Betriebssicherheitsverordnung (BetrSichV)

Auch: BetrSichV

Die Betriebssicherheitsverordnung (BetrSichV) regelt, wie Arbeitsmittel und überwachungsbedürftige Anlagen – etwa Aufzüge oder Druckbehälter – sicher betrieben, geprüft und instand gehalten werden müssen.

Ausführliche Erklärung

Die BetrSichV konkretisiert die Verpflichtung des Arbeitgebers aus § 5 Arbeitsschutzgesetz (ArbSchG), die Arbeitsbedingungen zu beurteilen, speziell für die Bereitstellung und Benutzung von Arbeitsmitteln. Sie setzt zugleich EU-Vorgaben zum Arbeitsschutz in nationales Recht um und steht neben dem Produktsicherheitsgesetz, das die Sicherheit von Produkten beim Inverkehrbringen regelt.

Für die Immobilienwirtschaft ist die BetrSichV vor allem relevant, weil sie den Betrieb sogenannter überwachungsbedürftiger Anlagen regelt – dazu zählen insbesondere Aufzugsanlagen, Druckbehälter und explosionsgefährdete Bereiche. Eigentümer und Betreiber von Gebäuden mit solchen Anlagen sind verpflichtet, diese regelmäßig durch zugelassene Überwachungsstellen (z. B. TÜV, DEKRA) prüfen zu lassen – bei Aufzügen etwa in Form wiederkehrender Prüfungen und einer Prüfung vor Inbetriebnahme. Die Prüfintervalle und -pflichten sind in den Anhängen der Verordnung konkretisiert.

Auch wenn die BetrSichV in erster Linie eine arbeitsschutzrechtliche Verordnung ist und sich an Arbeitgeber richtet, treffen ihre Betreiberpflichten in der Praxis häufig Vermieter, WEG-Verwalter oder Facility-Manager, wenn in einem Gebäude Aufzüge oder andere überwachungsbedürftige Anlagen betrieben werden – etwa in Mehrfamilienhäusern, Bürogebäuden oder Gewerbeimmobilien. Wird eine Prüfpflicht versäumt, drohen neben Haftungsrisiken bei Unfällen auch Bußgelder.

Beispiel aus der Praxis

Ein WEG-Verwalter ist für den Betrieb des Personenaufzugs einer Wohnanlage verantwortlich. Nach der Betriebssicherheitsverordnung muss der Aufzug regelmäßig von einer zugelassenen Überwachungsstelle geprüft werden.

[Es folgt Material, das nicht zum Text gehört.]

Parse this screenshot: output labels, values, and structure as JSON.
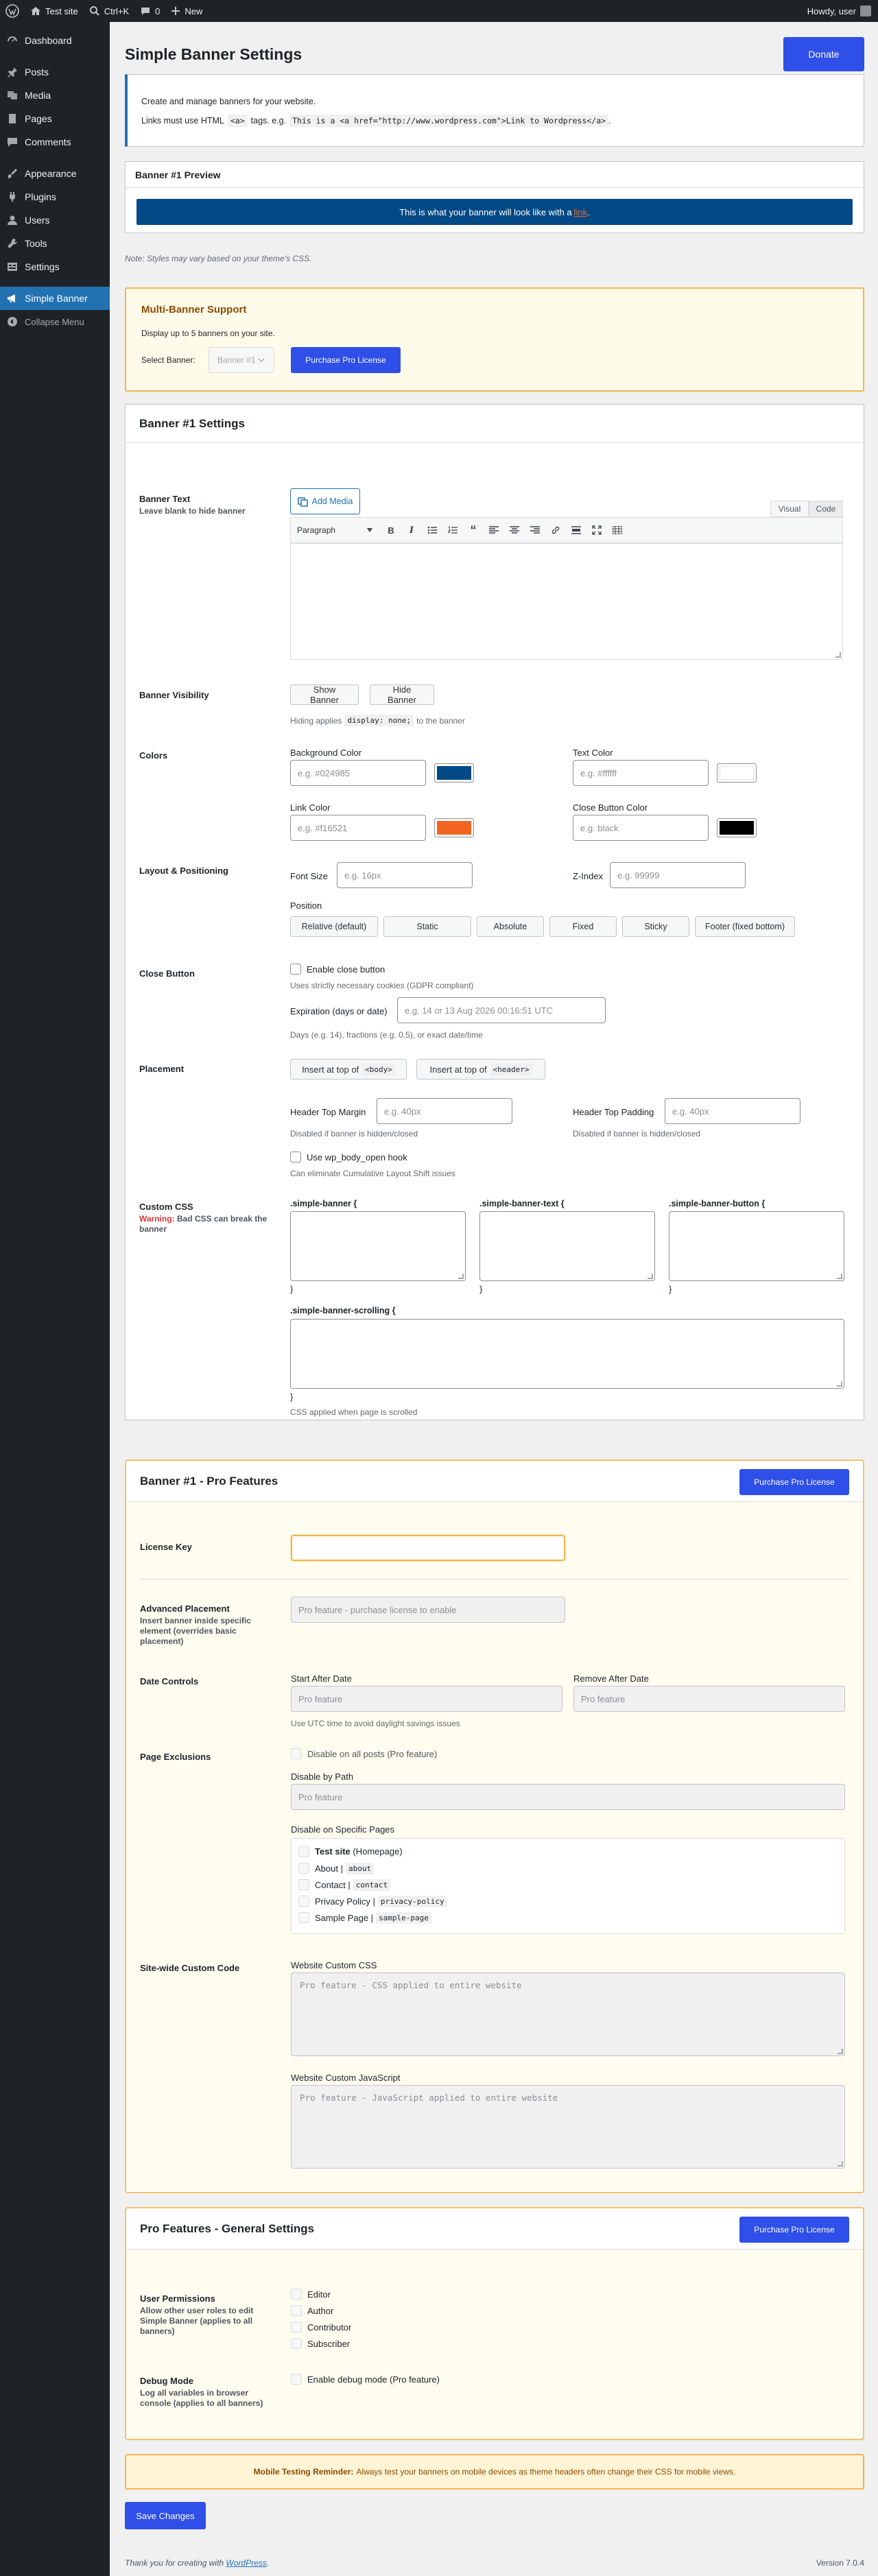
{
  "adminbar": {
    "site": "Test site",
    "shortcut": "Ctrl+K",
    "comments": "0",
    "new": "New",
    "howdy": "Howdy, user"
  },
  "sidebar": {
    "items": [
      {
        "label": "Dashboard",
        "icon": "dashboard-icon"
      },
      {
        "label": "Posts",
        "icon": "pin-icon"
      },
      {
        "label": "Media",
        "icon": "media-icon"
      },
      {
        "label": "Pages",
        "icon": "page-icon"
      },
      {
        "label": "Comments",
        "icon": "comment-icon"
      },
      {
        "label": "Appearance",
        "icon": "brush-icon"
      },
      {
        "label": "Plugins",
        "icon": "plug-icon"
      },
      {
        "label": "Users",
        "icon": "user-icon"
      },
      {
        "label": "Tools",
        "icon": "wrench-icon"
      },
      {
        "label": "Settings",
        "icon": "settings-icon"
      },
      {
        "label": "Simple Banner",
        "icon": "megaphone-icon"
      }
    ],
    "collapse": "Collapse Menu"
  },
  "header": {
    "title": "Simple Banner Settings",
    "donate": "Donate"
  },
  "intro": {
    "line1": "Create and manage banners for your website.",
    "line2a": "Links must use HTML",
    "code1": "<a>",
    "line2b": "tags. e.g.",
    "code2": "This is a <a href=\"http://www.wordpress.com\">Link to Wordpress</a>",
    "period": "."
  },
  "preview": {
    "title": "Banner #1 Preview",
    "text": "This is what your banner will look like with a",
    "link": "link",
    "dot": ".",
    "note": "Note: Styles may vary based on your theme's CSS."
  },
  "multi": {
    "title": "Multi-Banner Support",
    "desc": "Display up to 5 banners on your site.",
    "select_label": "Select Banner:",
    "select_value": "Banner #1",
    "button": "Purchase Pro License"
  },
  "settings": {
    "title": "Banner #1 Settings",
    "banner_text": {
      "label": "Banner Text",
      "sub": "Leave blank to hide banner",
      "add_media": "Add Media",
      "tab_visual": "Visual",
      "tab_code": "Code",
      "paragraph": "Paragraph"
    },
    "visibility": {
      "label": "Banner Visibility",
      "show": "Show Banner",
      "hide": "Hide Banner",
      "help_a": "Hiding applies",
      "help_code": "display: none;",
      "help_b": "to the banner"
    },
    "colors": {
      "label": "Colors",
      "bg_label": "Background Color",
      "bg_ph": "e.g. #024985",
      "bg_color": "#024985",
      "text_label": "Text Color",
      "text_ph": "e.g. #ffffff",
      "text_color": "#ffffff",
      "link_label": "Link Color",
      "link_ph": "e.g. #f16521",
      "link_color": "#f16521",
      "close_label": "Close Button Color",
      "close_ph": "e.g. black",
      "close_color": "#000000"
    },
    "layout": {
      "label": "Layout & Positioning",
      "font_label": "Font Size",
      "font_ph": "e.g. 16px",
      "z_label": "Z-Index",
      "z_ph": "e.g. 99999",
      "position_label": "Position",
      "positions": [
        "Relative (default)",
        "Static",
        "Absolute",
        "Fixed",
        "Sticky",
        "Footer (fixed bottom)"
      ]
    },
    "close": {
      "label": "Close Button",
      "enable": "Enable close button",
      "help1": "Uses strictly necessary cookies (GDPR compliant)",
      "exp_label": "Expiration (days or date)",
      "exp_ph": "e.g. 14 or 13 Aug 2026 00:16:51 UTC",
      "help2": "Days (e.g. 14), fractions (e.g. 0.5), or exact date/time"
    },
    "placement": {
      "label": "Placement",
      "btn1a": "Insert at top of",
      "btn1code": "<body>",
      "btn2a": "Insert at top of",
      "btn2code": "<header>",
      "margin_label": "Header Top Margin",
      "margin_ph": "e.g. 40px",
      "margin_help": "Disabled if banner is hidden/closed",
      "padding_label": "Header Top Padding",
      "padding_ph": "e.g. 40px",
      "padding_help": "Disabled if banner is hidden/closed",
      "hook": "Use wp_body_open hook",
      "hook_help": "Can eliminate Cumulative Layout Shift issues"
    },
    "css": {
      "label": "Custom CSS",
      "warn_a": "Warning:",
      "warn_b": "Bad CSS can break the banner",
      "sel1": ".simple-banner {",
      "sel2": ".simple-banner-text {",
      "sel3": ".simple-banner-button {",
      "sel4": ".simple-banner-scrolling {",
      "close_brace": "}",
      "help": "CSS applied when page is scrolled"
    }
  },
  "pro": {
    "title": "Banner #1 - Pro Features",
    "button": "Purchase Pro License",
    "license_label": "License Key",
    "adv_label": "Advanced Placement",
    "adv_sub": "Insert banner inside specific element (overrides basic placement)",
    "adv_ph": "Pro feature - purchase license to enable",
    "date_label": "Date Controls",
    "start_label": "Start After Date",
    "start_ph": "Pro feature",
    "remove_label": "Remove After Date",
    "remove_ph": "Pro feature",
    "date_help": "Use UTC time to avoid daylight savings issues",
    "excl_label": "Page Exclusions",
    "disable_posts": "Disable on all posts (Pro feature)",
    "path_label": "Disable by Path",
    "path_ph": "Pro feature",
    "specific_label": "Disable on Specific Pages",
    "pages": [
      {
        "name": "Test site",
        "suffix": "(Homepage)",
        "slug": ""
      },
      {
        "name": "About |",
        "suffix": "",
        "slug": "about"
      },
      {
        "name": "Contact |",
        "suffix": "",
        "slug": "contact"
      },
      {
        "name": "Privacy Policy |",
        "suffix": "",
        "slug": "privacy-policy"
      },
      {
        "name": "Sample Page |",
        "suffix": "",
        "slug": "sample-page"
      }
    ],
    "site_label": "Site-wide Custom Code",
    "site_css_label": "Website Custom CSS",
    "site_css_ph": "Pro feature - CSS applied to entire website",
    "site_js_label": "Website Custom JavaScript",
    "site_js_ph": "Pro feature - JavaScript applied to entire website"
  },
  "general": {
    "title": "Pro Features - General Settings",
    "button": "Purchase Pro License",
    "perm_label": "User Permissions",
    "perm_sub": "Allow other user roles to edit Simple Banner (applies to all banners)",
    "roles": [
      "Editor",
      "Author",
      "Contributor",
      "Subscriber"
    ],
    "debug_label": "Debug Mode",
    "debug_sub": "Log all variables in browser console (applies to all banners)",
    "debug_opt": "Enable debug mode (Pro feature)"
  },
  "mobile": {
    "bold": "Mobile Testing Reminder:",
    "text": "Always test your banners on mobile devices as theme headers often change their CSS for mobile views."
  },
  "save": "Save Changes",
  "footer": {
    "thanks": "Thank you for creating with",
    "wp": "WordPress",
    "dot": ".",
    "version": "Version 7.0.4"
  }
}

Unterbleibt diese Prüfung und kommt es zu einem Unfall, kann dies haftungsrechtliche Konsequenzen für die Gemeinschaft bzw. den Verwalter haben.

Rechtsgrundlage

  • Betriebssicherheitsverordnung (BetrSichV) – regelt Bereitstellung, Benutzung und Prüfung von Arbeitsmitteln und überwachungsbedürftigen Anlagen (u. a. Aufzüge, Druckbehälter).
  • § 5 Arbeitsschutzgesetz (ArbSchG) – Grundpflicht zur Beurteilung der Arbeitsbedingungen, die die BetrSichV für Arbeitsmittel konkretisiert.
  • Ergänzend zu beachten: Produktsicherheitsgesetz (ProdSG) für die Sicherheit beim Inverkehrbringen technischer Anlagen.